The best graph would show potential energy starting high and decreasing as the cannonball rises, while kinetic energy increases as the cannonball falls, with both energies equating to a constant total mechanical energy throughout the flight, demonstrating conservation of energy.
The graph that best represents the relationship between the potential energy and the kinetic energy of a cannonball as it flies over the bow of a ship and falls onto the beach is one where potential energy is highest at the launch and decreases as the cannonball rises, whereas kinetic energy is zero at the highest point of flight and is maximum just before impact. At any point during the cannonball's trajectory, the addition of potential and kinetic energies equals the total mechanical energy of the system, assuming no air resistance and no energy loss. Initially, all energy is potential (at the top of the flight), which converts to kinetic as the cannonball falls, peaking just before impact on the beach.

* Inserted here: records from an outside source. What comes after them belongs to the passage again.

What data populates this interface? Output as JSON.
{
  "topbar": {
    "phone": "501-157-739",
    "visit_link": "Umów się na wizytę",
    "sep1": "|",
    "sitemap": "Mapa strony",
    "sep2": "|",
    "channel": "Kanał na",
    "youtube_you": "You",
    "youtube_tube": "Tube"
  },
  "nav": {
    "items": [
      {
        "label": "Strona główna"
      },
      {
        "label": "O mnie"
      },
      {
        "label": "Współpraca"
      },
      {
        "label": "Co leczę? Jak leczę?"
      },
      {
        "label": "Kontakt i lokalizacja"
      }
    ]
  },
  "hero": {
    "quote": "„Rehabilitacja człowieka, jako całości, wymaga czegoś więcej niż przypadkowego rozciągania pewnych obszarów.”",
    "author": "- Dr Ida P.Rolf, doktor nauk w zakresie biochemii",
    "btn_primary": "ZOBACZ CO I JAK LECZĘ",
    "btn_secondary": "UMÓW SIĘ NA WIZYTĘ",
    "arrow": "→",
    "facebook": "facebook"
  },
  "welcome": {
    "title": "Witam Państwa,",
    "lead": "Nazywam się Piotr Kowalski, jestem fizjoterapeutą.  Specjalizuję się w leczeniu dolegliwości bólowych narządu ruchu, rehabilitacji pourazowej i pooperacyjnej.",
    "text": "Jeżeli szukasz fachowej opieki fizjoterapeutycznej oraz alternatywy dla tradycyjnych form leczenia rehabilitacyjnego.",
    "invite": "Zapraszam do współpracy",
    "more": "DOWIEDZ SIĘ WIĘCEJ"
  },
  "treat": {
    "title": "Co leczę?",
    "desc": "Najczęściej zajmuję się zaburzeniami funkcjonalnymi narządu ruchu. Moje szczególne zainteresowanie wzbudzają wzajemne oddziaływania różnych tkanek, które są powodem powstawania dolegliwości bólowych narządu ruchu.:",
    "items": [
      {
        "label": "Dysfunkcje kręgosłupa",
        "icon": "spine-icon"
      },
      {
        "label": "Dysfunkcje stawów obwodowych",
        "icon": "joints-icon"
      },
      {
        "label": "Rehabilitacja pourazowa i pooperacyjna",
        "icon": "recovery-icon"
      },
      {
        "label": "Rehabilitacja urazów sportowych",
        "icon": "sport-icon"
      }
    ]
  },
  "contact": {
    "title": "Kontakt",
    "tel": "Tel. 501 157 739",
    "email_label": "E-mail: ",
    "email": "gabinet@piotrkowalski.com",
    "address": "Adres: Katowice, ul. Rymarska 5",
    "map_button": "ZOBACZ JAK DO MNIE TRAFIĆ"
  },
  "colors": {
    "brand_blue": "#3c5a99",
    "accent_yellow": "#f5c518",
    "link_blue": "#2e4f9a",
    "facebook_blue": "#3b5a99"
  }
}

During the cannonball's ascent, kinetic energy is transformed into potential energy, and during its descent, potential energy is converted back into kinetic energy. At the peak of the flight, potential energy is at its maximum, and kinetic energy is at a minimum. Conversely, when the cannonball hits the beach, kinetic energy is at its maximum because the cannonball is moving fastest just before impact, and potential energy is minimal.
Through the process, the sum of potential energy and kinetic energy remains constant, showcasing the conservation of energy principle in physics.